Ce l'avete presente il trascorrere del tempo in un vecchio convento di frati o di suore? Non adesso, la maggior parte di quei luoghi si sono probabilmente adattati ad un tipo di vita che forse meglio si adatta ad una serie di esigenze "temporali" più che spirituali. Comunque, intorno al XV secolo le cose andavano in maniera abbastanza semplice e cadenzata e tutto il giorno sembrava fatto apposta per costringere i monaci ad evitare le tentazioni. [1] Durante la stagione invernale, cioè dal principio di novembre sino a Pasqua, secondo un calcolo ragionevole, la sveglia sia verso le due del mattino [2] in modo che il sonno si prolunghi un po' oltre la mezzanotte e tutti si possano alzare sufficientemente riposati... Una vita comodissima, vero?
No, non preoccupatevi. Non voglio tenere una lezione sulle congregazioni religiose, non ne sarei capace e non ne sarei probabilmente degno. Certo che per noi moderni, abituati ad una serie di accessori e facilitazioni, compresa la luce elettrica, pensare ad una vita dettata semplicemente dal sorgere e dal tramontare del sole deve essere per forza uno sforzo incredibile. Mi resta però un dubbio. Sono io solamente ad avere la tentazione di passare qualche giorno [non di più] in un luogo senza telefoni, senza luce e ammennicoli vari tanto per vedere l'effetto che fa? Spero solo che a qualcuno non venga la stessa idea per farci un reality...

Commenti

try to understand ha detto…
Mi lancio in un altro luogo comune... Forse non è importante quanto viviamo o quanto ci sembra di vivere, ma è la qualità di quello che viviamo che potrebbe fare la differenza. Un'amica mi ha inviato una storiella in cui si paragona la vita ad un viaggio in treno, di solito sorrido a queste cose, ma questa volta ho provato un po' di velata tristezza (di quella buona, però). In fondo non l'ho detto io che "è importante il viaggio, non la destinazione".
Sorrisi ai frutti di bosco, e una carezza (oggi mi sento espansivo).
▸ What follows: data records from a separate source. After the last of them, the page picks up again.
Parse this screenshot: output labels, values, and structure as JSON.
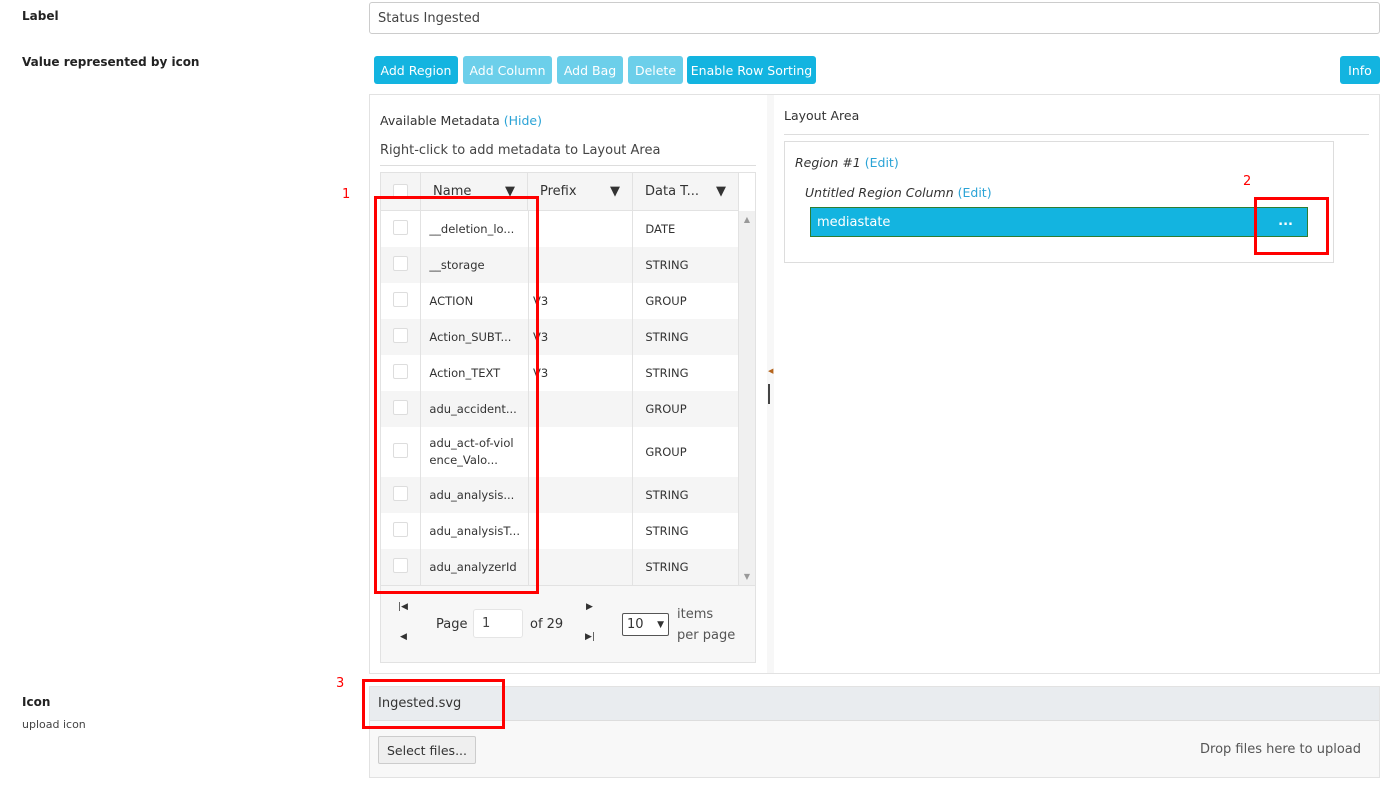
{
  "fields": {
    "label_title": "Label",
    "label_value": "Status Ingested",
    "value_title": "Value represented by icon",
    "icon_title": "Icon",
    "icon_subtitle": "upload icon"
  },
  "toolbar": {
    "add_region": "Add Region",
    "add_column": "Add Column",
    "add_bag": "Add Bag",
    "delete": "Delete",
    "enable_row_sorting": "Enable Row Sorting",
    "info": "Info"
  },
  "metadata": {
    "title": "Available Metadata",
    "hide": "(Hide)",
    "hint": "Right-click to add metadata to Layout Area",
    "columns": [
      "Name",
      "Prefix",
      "Data T..."
    ],
    "rows": [
      {
        "name": "__deletion_lo...",
        "prefix": "",
        "type": "DATE"
      },
      {
        "name": "__storage",
        "prefix": "",
        "type": "STRING"
      },
      {
        "name": "ACTION",
        "prefix": "V3",
        "type": "GROUP"
      },
      {
        "name": "Action_SUBT...",
        "prefix": "V3",
        "type": "STRING"
      },
      {
        "name": "Action_TEXT",
        "prefix": "V3",
        "type": "STRING"
      },
      {
        "name": "adu_accident...",
        "prefix": "",
        "type": "GROUP"
      },
      {
        "name": "adu_act-of-violence_Valo...",
        "prefix": "",
        "type": "GROUP"
      },
      {
        "name": "adu_analysis...",
        "prefix": "",
        "type": "STRING"
      },
      {
        "name": "adu_analysisT...",
        "prefix": "",
        "type": "STRING"
      },
      {
        "name": "adu_analyzerId",
        "prefix": "",
        "type": "STRING"
      }
    ],
    "pager": {
      "page_label": "Page",
      "page": "1",
      "of": "of 29",
      "per_page": "10",
      "items": "items",
      "per_page_label": "per page"
    }
  },
  "layout": {
    "title": "Layout Area",
    "region": "Region #1",
    "region_edit": "(Edit)",
    "column": "Untitled Region Column",
    "column_edit": "(Edit)",
    "item": "mediastate",
    "item_menu": "..."
  },
  "upload": {
    "filename": "Ingested.svg",
    "select": "Select files...",
    "drop": "Drop files here to upload"
  },
  "annotations": [
    "1",
    "2",
    "3"
  ],
  "colors": {
    "accent": "#13b4e0",
    "annotation": "#ff0000"
  }
}
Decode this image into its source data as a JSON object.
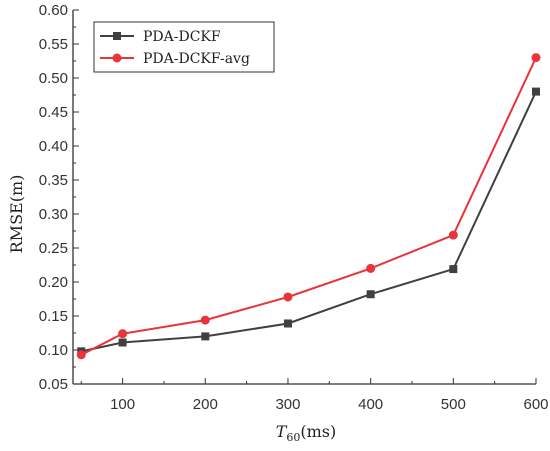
{
  "chart_data": {
    "type": "line",
    "x": [
      50,
      100,
      200,
      300,
      400,
      500,
      600
    ],
    "series": [
      {
        "name": "PDA-DCKF",
        "color": "#404040",
        "marker": "square",
        "values": [
          0.098,
          0.111,
          0.12,
          0.139,
          0.182,
          0.219,
          0.48
        ]
      },
      {
        "name": "PDA-DCKF-avg",
        "color": "#e8343a",
        "marker": "circle",
        "values": [
          0.093,
          0.124,
          0.144,
          0.178,
          0.22,
          0.269,
          0.53
        ]
      }
    ],
    "xlabel": {
      "italic": "T",
      "sub": "60",
      "unit": "(ms)"
    },
    "ylabel": "RMSE(m)",
    "xlim": [
      40,
      600
    ],
    "ylim": [
      0.05,
      0.6
    ],
    "xticks": [
      "100",
      "200",
      "300",
      "400",
      "500",
      "600"
    ],
    "xtick_values": [
      100,
      200,
      300,
      400,
      500,
      600
    ],
    "yticks": [
      "0.05",
      "0.10",
      "0.15",
      "0.20",
      "0.25",
      "0.30",
      "0.35",
      "0.40",
      "0.45",
      "0.50",
      "0.55",
      "0.60"
    ],
    "ytick_values": [
      0.05,
      0.1,
      0.15,
      0.2,
      0.25,
      0.3,
      0.35,
      0.4,
      0.45,
      0.5,
      0.55,
      0.6
    ],
    "legend": "top-left",
    "grid": false
  }
}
try to understand ha detto…
"come" se avessi paura di dire? Oppure hai proprio paura, di dire? A volte è difficile dire veramente quello che si ha dentro ed è ancora più difficile scriverlo. Alcune cose vengono così, di getto. Altre vanno cercate e nel cercarle vengono razionalizzate e dopo averci pensato si decide di non dirle o scriverle più.
Ho letto un giornale (online, come al solito) e tra le tante notizie ne ho letto una che mi ha lasciato una tristezza profonda, di quelle che ti svuotano completamente. Avevo un altro post in mente, ma oggi sono chiuso per incapacità mentale temporanea...
Sorrisi "svuotati" (ma non vuoti, questo no). E' un piacere leggerti!